Control Plane
The control plane is a critical design component that powers the gateway interface. It maintains the state of the various async processes that interacts with Discord and provides an easy-to-use API to manage the lifecyle of these processes.
The gateway interface is implemented as multiple concurrent async processes:
Heartbeat task is an infinite loop that keeps sending heartbeat messages to the Discord server as part fo the gateway protocol. The elapsed time between each heartbeat is determined by an elapsed time value suggested by Discord server with a random jitter.
Processor task is an infinite loop that listens to messages coming from the gateway via a websocket connection. Messages include heartbeat acknowledgement messages as well as all other gateway events.
Doctor task is an infinite loop that monitors the health of heartbeat and processor tasks. If any of those tasks are broken then it will attempt to shut down both tasks and the control plane will restart everything automatically.
Master task is the one that starts Heartbeat, Processor, and Doctor tasks. It just waits until those tasks to finish.
The control plane normally runs in a loop. Suppose that the websocket connection got dropped for some reasons. The Doctor task detects the problem and decided that the system is not healthy. So, all tasks are shut down and the Master task also finishes. Then, the control plane starts everything all over again with a brand new connection to Discord. This design is intentionally made simple – rather than attempting to recover individual failing components, it just restarts the entire thing.
The fail_on_error
flag is a special configuration parameter that changes the behavior of this loop. Rather than trying to recover from failures and restart everything, the control plane just exits when an exception is thrown. This is more useful during development rather than in a production setting. For that reason, the flag is only enabled in the sample dev.toml
config but not prod.toml
.
Quick run
To run the control plane, make sure that the DISCORD_BOT_TOKEN
environment variable is set.
Then, simply invoke the following function:
serve()
Operating the control plane
The serve
function actually takes a couple of keyword parameters if you want more customization:
client
: a BotClient objecttracker_ref
: aRef
that will be populated in with aGatewayTracker
object when the control plane starts can start successfully.config_file_path
: file path of the configuration file such asdev.toml
orprod.toml
. Seeetc/
directory for sample configurations.
After the control plane starts successfully, the GatewayTracker
object represents the current state, including references to all tasks mentioned above. Here's how to test from REPL:
julia> D = Discorder
Discorder
julia> tracker_ref = Ref{D.GatewayTracker}()

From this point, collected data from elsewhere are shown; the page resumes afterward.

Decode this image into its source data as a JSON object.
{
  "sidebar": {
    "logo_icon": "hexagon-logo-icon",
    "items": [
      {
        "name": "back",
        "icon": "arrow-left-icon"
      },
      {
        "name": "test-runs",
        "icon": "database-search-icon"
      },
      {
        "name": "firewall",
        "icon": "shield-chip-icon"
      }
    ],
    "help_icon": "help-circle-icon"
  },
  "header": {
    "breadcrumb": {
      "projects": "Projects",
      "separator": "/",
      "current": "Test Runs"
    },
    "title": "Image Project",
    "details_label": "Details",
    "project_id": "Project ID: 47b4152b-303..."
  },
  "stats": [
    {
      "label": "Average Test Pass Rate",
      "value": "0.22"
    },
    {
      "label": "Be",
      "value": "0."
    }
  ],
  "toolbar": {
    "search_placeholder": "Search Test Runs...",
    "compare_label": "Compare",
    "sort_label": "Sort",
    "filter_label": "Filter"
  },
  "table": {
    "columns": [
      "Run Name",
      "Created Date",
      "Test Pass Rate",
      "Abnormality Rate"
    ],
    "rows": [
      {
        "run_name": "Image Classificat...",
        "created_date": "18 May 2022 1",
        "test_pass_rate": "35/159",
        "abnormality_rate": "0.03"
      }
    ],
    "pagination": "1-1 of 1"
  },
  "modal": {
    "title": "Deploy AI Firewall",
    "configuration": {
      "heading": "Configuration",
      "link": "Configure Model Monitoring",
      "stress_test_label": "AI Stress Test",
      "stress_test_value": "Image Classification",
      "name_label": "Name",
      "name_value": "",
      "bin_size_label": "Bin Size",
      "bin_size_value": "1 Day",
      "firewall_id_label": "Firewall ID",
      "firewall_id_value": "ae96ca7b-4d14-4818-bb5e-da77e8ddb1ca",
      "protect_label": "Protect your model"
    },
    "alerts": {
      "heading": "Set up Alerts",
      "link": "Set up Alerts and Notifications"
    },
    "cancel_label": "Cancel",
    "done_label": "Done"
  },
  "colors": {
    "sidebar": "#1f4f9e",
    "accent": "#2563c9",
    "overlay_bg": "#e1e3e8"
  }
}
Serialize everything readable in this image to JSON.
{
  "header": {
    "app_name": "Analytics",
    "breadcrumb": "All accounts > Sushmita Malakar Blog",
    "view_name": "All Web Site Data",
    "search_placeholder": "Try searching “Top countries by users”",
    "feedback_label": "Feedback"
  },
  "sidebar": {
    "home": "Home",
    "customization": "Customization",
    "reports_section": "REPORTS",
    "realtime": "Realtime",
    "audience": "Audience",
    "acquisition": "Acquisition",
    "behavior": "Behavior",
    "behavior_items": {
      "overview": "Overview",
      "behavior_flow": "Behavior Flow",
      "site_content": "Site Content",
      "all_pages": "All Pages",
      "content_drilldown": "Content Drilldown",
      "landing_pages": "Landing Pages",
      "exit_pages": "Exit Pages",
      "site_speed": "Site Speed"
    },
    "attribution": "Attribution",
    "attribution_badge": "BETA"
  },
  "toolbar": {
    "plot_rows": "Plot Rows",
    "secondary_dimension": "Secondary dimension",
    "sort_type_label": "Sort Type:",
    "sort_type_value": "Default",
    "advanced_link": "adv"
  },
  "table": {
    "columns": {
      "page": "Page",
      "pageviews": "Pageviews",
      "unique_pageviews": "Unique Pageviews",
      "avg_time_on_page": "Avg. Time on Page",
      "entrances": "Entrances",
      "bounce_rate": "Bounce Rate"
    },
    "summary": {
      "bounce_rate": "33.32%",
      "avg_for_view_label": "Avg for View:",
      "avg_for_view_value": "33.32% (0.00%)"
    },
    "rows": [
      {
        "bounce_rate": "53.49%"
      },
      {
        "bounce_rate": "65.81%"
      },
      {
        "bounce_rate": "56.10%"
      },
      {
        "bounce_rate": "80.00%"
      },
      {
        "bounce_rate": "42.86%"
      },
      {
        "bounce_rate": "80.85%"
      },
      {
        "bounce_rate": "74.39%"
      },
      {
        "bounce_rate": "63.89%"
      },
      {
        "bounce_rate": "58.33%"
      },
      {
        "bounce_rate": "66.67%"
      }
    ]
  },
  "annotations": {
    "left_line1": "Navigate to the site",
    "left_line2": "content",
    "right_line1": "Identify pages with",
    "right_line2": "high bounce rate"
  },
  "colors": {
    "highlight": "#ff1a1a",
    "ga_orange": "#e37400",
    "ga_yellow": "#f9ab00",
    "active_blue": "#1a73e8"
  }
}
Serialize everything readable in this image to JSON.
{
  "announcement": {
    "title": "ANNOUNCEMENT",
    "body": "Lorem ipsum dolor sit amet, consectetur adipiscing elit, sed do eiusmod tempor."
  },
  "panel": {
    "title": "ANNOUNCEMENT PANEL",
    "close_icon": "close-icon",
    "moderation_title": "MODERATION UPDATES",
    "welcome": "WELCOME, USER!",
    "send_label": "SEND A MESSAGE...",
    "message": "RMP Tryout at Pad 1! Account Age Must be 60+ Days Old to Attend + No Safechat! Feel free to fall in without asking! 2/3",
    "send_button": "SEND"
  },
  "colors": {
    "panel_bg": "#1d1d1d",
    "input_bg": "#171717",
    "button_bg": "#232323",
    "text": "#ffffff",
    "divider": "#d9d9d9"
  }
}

Base.RefValue{Discorder.GatewayTracker}(#undef)
julia> client = D.BotClient()
BotClient(<token>, Discorder.RateLimiter(Dict{String, Discorder.Bucket}(), Dict{String, String}(), Discorder.WAIT))
julia> @async D.serve(; client, tracker_ref, config_file_path = "etc/dev.toml")
Task (runnable) @0x00000001092088b0
At this point, the log file should be filled with events data. Check the log file dev.log
.
Monitoring
From the REPL, you can see what's going on with the control plane:
julia> tracker_ref
Base.RefValue{Discorder.GatewayTracker}(Discorder.GatewayTracker
websocket: HTTP.WebSockets.WebSocket{HTTP.ConnectionPool.Transaction{MbedTLS.SSLContext}}
heartbeat_interval_ms: Int64 41250
seq: Int64 3
heartbeat_task: Task
processor_task: Task
master_task: Task
doctor_task: Task
terminate_flag: Bool false
fail_on_error: Bool true
config: Dict{String, Any}
stats: Discorder.GatewayStats
publishers: Array{Discorder.AbstractEventPublisher}((0,))
)
To check if the control plane is healthy, use the is_operational
function:
julia> D.is_operational(tracker_ref[])
true
You can also see some server statistics:
julia> tracker_ref[].stats
Discorder.GatewayStats
start_time: TimeZones.ZonedDateTime
ready_time: TimeZones.ZonedDateTime
event_count: Int64 23
published_event_count: Int64 9
heartbeat_sent_count: Int64 14
heartbeat_received_count: Int64 14
Adding publishers
By default, the control plane works as a ZMQ publisher. It binds to a default port (6000). If additional event publishing is required then you can add new publishers manually. For demo purpose, there are a few publishers in the src/publishers
directory:
ChannelEventPublisher
: publish events to aChannel
DelimitedFileEventPublisher
: publish events to a delimited file
Publishers should generally "fire-and-forget". However, please beware that if you use ChannelEventPublisher
, then there is a possibility that the channel is full and you are blocked due to "back-pressure". Keep that in mind for production usage as it could hang your control plane.
Auto-recovery from task failures
The control plane can auto-recover after connectivity problems. Let's simulate such a problem with the processor task in the REPL:
julia> @async Base.throwto(tracker_ref[].processor_task, ErrorException("simulated failure"))
Task (runnable) @0x000000016572a290
In the log file, you will find that the control plane has detected the failure and restarted itself:
┌ Info: Starting a new control plane
│ current_time = 2022-09-11T16:36:47.443-07:00
└ @ Discorder /Users/tomkwong/.julia/dev/Discorder/src/gateway.jl:160
Shutting down the control plane
The shutdown
function can be used to shut down the control plane gracefully.
julia> D.shutdown(tracker_ref[])